Do ponto de vista comercial, a resposta é positiva. Porém, sanitariamente, é uma decisão, no mínimo, ousada. Na América do Sul, o vírus ainda circula em três países: Equador, Bolívia e Venezuela. As regiões Norte e Nordeste do Brasil também são consideradas ''zonas infectadas''. O problema é tamanho que a meta do Grupo Interamericano para a Erradicação da Febre Aftosa (Giefa), criado em 2004 com a meta de eliminar a doença - que já não circula nas Américas Central e do Norte - nos países sul-americanos, não foi atingida.
De acordo com o veterinário Victor Saraiva, coordenador da Unidade de Enfermidades Vesiculares da Centro Pan-americano de Febre Aftosa (Panaftosa), órgão vinculado à Organização Pan-Americana de Saúde (Opas), a situação ainda é considerada perigosa, mesmo para o Paraná, que está longe dos países mais afetados. ''É preciso muito cuidado, muita atenção, para mudar o status sanitário'', enfatiza. Contudo, Saraiva entende que o Estado, assim como o Rio Grande do Sul, tem a sua vigilância em um estágio avançado e, por isso, ''todo o direito de reivindicar o status de livre sem vacinação''.

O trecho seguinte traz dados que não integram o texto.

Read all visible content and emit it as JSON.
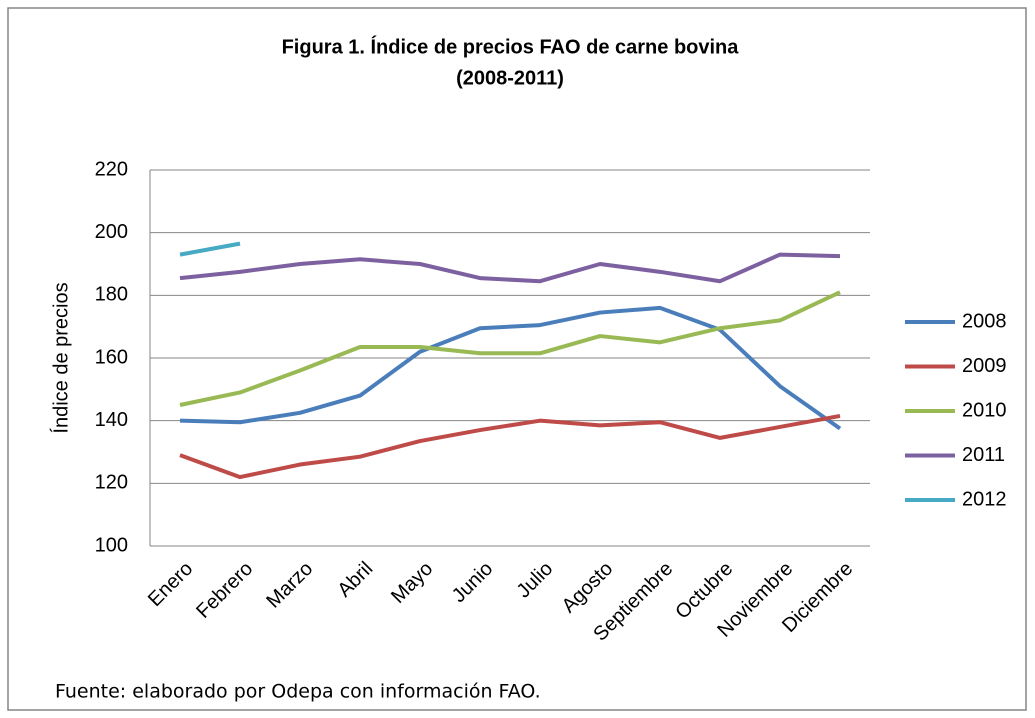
{
  "chart_data": {
    "type": "line",
    "title": "Figura 1. Índice de precios FAO de carne bovina",
    "subtitle": "(2008-2011)",
    "y_label": "Índice de precios",
    "source": "Fuente: elaborado por Odepa con información FAO.",
    "categories": [
      "Enero",
      "Febrero",
      "Marzo",
      "Abril",
      "Mayo",
      "Junio",
      "Julio",
      "Agosto",
      "Septiembre",
      "Octubre",
      "Noviembre",
      "Diciembre"
    ],
    "series": [
      {
        "name": "2008",
        "color": "#4a7ebb",
        "values": [
          140,
          139.5,
          142.5,
          148,
          162,
          169.5,
          170.5,
          174.5,
          176,
          169,
          151,
          137.5
        ]
      },
      {
        "name": "2009",
        "color": "#be4b48",
        "values": [
          129,
          122,
          126,
          128.5,
          133.5,
          137,
          140,
          138.5,
          139.5,
          134.5,
          138,
          141.5
        ]
      },
      {
        "name": "2010",
        "color": "#98b954",
        "values": [
          145,
          149,
          156,
          163.5,
          163.5,
          161.5,
          161.5,
          167,
          165,
          169.5,
          172,
          181
        ]
      },
      {
        "name": "2011",
        "color": "#7d60a0",
        "values": [
          185.5,
          187.5,
          190,
          191.5,
          190,
          185.5,
          184.5,
          190,
          187.5,
          184.5,
          193,
          192.5
        ]
      },
      {
        "name": "2012",
        "color": "#46aac5",
        "values": [
          193,
          196.5,
          null,
          null,
          null,
          null,
          null,
          null,
          null,
          null,
          null,
          null
        ]
      }
    ],
    "ylim": [
      100,
      220
    ],
    "yticks": [
      100,
      120,
      140,
      160,
      180,
      200,
      220
    ],
    "grid": true,
    "legend": "right"
  }
}
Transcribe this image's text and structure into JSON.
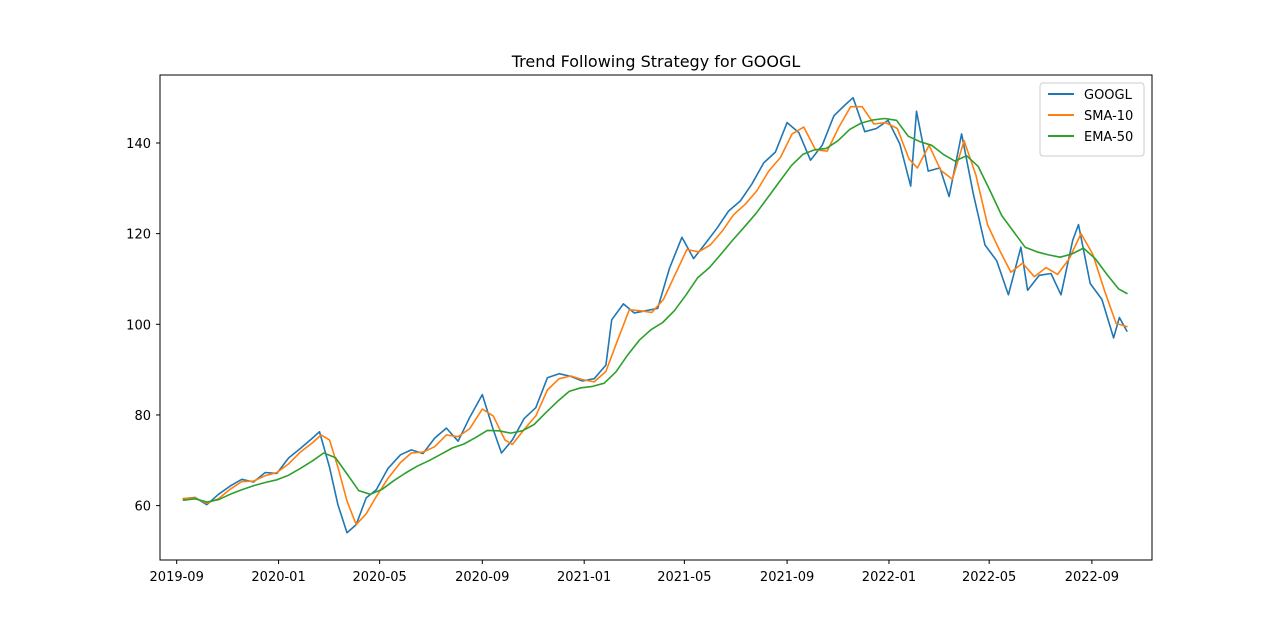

''A aftosa não acontece por acaso. O Paraná tem que estar muito seguro da sua situação intranacional e internacional e de seu sistema de defesa veterinária. Para isso, é preciso uma série de provas e estudos. Parar de vacinar é a condição primária, pois tirando a proteção, toda a fragilidade do sistema será exposta. A partir daí, tem que fiscalizar muito seriamente, não como situação de controle, mas de prevenção e erradicação. Para isso vai haver um custo e é preciso um compromisso muito sério dos setores público e privado. Não é um passeio, é um desafio, é algo difícil, mas possível'', destaca Saraiva.
Para dar uma ideia do nível de comprometimento necessário caso o pedido seja aprovado, o veterinário lembra que a aftosa não é a única doença vesicular. Existem outras enfermidades como a estomatite, que apresenta sintomas semelhantes. ''Seja um 'estrepe' que entrou na língua do boi ou que o animal esteja mancando por que pisou numa pedra, tudo vai ter que ser investigado imediatamente e não dez horas depois. É a única forma de garantir que a vigilância estará funcionando'', complementa.
Ex-ministro da Agricultura e pecuarista, o empresário José Eduardo de Andrade Vieira compartilha com o técnico da Panaftosa a opinião de que fiscalizar será a palavra-chave para que uma área livre de vacinação tenha sucesso. ''Garanta que há a fiscalização, que é feita (a fiscalização), que animais de área de risco não entram no Estado e estarei de pleno acordo que parar de vacinar será extremamente vantajoso'', enfatiza.
Quando respondia pelo Ministério da Agricultura, em 1995, Andrade Vieira iniciou as negociações com a Organização das Nações Unidas para a Agricultura e Alimentos (FAO), em duas reuniões em Genebra (Suíça), a autorização para que o Brasil tivesse o reconhecimento de áreas livres da doença dentro do território. ''Fazer a fiscalização por áreas é muito mais viável. Portanto, é preciso que o Paraná analise muito bem a situação de seus vizinhos e sua vigilância de fronteira'', finaliza.